Yunus Hoosen, director of Investment Promotion for the Ministry, says, "We have special financial support, and our development banks cooperate with Chinese banks. Therefore, projects approved by CADF can be financed quickly."


Sinosteel Corporation is the largest Chinese firm in terms of investment volume in South Africa at present, and last year committed to add new investment of $400 million in Limpopo Province. Last year, China Industrial and Commercial Bank acquired a 20% stake in Standard Bank of South Africa. In July this year, China Construction Bank signed a strategic cooperation memorandum with First Rand Bank, the second-largest banking group in South Africa. Shenzhen Huaqiang Holdings Limited, CADF, and the South African Industrial Development Company plan to join hands in investing $250 million for the establishment of a theme park covering 770,000 square meters. CADF also supports power generation projects and vehicle programs.

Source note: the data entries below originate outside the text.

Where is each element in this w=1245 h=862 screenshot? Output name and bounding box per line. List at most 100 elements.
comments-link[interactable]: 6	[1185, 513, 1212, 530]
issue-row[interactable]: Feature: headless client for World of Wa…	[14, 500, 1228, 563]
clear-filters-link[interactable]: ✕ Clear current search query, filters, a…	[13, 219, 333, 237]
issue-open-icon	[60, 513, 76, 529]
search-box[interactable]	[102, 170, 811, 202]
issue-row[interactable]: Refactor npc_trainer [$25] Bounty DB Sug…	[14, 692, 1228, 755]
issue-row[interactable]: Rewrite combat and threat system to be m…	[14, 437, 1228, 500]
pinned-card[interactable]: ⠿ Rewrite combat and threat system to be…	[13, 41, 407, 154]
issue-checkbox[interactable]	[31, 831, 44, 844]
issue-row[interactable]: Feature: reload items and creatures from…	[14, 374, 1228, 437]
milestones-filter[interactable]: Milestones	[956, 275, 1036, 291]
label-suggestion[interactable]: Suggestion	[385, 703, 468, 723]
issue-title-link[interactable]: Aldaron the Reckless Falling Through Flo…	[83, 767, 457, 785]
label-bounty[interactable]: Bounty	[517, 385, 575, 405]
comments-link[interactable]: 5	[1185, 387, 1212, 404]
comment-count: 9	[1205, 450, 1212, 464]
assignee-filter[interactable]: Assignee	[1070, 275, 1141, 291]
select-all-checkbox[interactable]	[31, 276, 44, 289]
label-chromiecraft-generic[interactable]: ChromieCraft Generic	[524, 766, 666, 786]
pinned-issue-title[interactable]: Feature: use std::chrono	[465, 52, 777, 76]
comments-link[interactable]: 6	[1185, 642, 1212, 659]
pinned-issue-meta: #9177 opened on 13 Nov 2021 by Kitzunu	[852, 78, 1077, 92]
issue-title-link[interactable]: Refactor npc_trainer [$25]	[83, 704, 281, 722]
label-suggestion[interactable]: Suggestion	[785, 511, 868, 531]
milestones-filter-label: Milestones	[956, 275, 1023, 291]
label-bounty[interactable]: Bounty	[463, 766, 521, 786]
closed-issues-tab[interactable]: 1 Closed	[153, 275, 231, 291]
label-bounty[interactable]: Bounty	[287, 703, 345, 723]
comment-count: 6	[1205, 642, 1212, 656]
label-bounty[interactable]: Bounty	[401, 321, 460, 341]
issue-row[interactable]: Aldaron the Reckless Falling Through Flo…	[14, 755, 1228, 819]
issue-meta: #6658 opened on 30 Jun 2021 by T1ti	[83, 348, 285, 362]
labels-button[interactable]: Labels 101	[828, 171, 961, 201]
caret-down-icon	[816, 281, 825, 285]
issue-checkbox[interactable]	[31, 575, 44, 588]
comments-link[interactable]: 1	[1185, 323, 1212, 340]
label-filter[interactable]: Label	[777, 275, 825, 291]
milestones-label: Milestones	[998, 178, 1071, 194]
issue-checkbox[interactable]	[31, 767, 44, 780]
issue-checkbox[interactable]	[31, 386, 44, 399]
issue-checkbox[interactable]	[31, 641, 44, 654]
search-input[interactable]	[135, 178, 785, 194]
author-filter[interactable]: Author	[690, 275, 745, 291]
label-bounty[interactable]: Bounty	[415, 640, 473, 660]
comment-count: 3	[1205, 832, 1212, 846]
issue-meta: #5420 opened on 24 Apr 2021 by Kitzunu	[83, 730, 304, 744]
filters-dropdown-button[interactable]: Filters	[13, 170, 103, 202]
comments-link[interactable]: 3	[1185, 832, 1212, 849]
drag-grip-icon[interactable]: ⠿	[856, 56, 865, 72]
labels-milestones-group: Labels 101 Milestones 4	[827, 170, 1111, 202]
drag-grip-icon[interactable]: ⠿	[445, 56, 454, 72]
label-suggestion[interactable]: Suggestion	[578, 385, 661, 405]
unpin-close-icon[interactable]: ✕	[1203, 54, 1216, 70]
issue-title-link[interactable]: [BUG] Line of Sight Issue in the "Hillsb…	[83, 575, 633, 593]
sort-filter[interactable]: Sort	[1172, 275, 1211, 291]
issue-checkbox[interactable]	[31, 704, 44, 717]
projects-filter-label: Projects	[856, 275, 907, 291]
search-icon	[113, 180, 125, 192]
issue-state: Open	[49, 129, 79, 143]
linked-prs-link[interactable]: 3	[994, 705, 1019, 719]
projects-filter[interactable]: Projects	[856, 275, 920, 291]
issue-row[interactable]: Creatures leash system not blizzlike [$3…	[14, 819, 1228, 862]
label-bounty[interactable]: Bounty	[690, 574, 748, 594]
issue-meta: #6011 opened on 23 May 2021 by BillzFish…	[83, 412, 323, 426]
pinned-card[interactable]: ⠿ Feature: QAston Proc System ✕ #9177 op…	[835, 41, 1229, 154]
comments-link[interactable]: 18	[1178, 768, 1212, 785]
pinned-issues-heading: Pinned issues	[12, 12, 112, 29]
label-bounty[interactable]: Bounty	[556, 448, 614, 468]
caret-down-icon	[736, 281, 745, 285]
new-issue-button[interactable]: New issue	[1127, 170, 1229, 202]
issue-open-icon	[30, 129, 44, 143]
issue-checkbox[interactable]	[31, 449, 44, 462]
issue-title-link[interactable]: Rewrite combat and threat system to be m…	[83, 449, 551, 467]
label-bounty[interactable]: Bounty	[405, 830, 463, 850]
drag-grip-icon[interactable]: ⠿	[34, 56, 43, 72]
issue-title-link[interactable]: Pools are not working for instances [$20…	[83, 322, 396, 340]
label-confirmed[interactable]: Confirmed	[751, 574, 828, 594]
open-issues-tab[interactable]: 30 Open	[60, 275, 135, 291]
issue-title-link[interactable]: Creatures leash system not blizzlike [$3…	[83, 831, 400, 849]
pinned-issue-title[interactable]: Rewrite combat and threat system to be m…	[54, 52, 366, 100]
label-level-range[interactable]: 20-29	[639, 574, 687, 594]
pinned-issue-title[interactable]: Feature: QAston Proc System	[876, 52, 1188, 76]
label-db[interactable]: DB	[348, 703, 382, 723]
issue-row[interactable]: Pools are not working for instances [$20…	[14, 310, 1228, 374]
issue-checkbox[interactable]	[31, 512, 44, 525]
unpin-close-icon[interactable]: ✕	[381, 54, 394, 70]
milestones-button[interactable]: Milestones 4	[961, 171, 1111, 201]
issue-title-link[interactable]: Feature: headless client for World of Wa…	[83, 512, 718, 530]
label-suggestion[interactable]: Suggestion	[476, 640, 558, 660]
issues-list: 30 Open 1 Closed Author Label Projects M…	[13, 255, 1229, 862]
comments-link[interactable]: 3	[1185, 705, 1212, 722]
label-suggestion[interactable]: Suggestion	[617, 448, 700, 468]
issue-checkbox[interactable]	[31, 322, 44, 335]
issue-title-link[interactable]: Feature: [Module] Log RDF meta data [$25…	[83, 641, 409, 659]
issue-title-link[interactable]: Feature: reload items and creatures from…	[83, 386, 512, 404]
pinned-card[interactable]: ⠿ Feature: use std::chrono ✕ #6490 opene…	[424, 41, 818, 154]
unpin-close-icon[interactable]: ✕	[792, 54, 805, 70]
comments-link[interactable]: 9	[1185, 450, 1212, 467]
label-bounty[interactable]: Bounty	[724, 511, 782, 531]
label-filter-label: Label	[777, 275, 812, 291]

The trade volume between China and 53 countries in Africa reached $106.8 billion in 2008, exceeding $100 billion for the first time. Due to the international economic situation, Sino-African trade declined in the first six months to $37.07 billion, down 30.5%, year-on-year.


According to the Ministry of Commerce, China's 2009 direct investment in Africa totals $552 million, up 81%, year-on-year. By the end of 2008, China's direct investment had reached nearly $50 billion. Currently, there are over 1000 Chinese enterprises approved or filed with the Ministry of Commerce operating in Africa in many fields such as trade, production and processing, resource development, transportation, agriculture, and comprehensive agricultural development.

The Ministry of Commerce says that African countries lack building funds due to the financial crisis, so the cost advantage of Chinese enterprises has become prominent. In the first six months of this year, new labor contracts signed by Chinese enterprises in Africa reached $ 22.45 billion, and the completed turnover totaled $11.53 billion, up 25% and 61.1%, respectively. "Since the founding of the China-Africa Cooperation Forum, China-Africa trade has contributed 20% to African economic growth," said He Wenping, director of Africa Research Center of Chinese Academy of Social Sciences.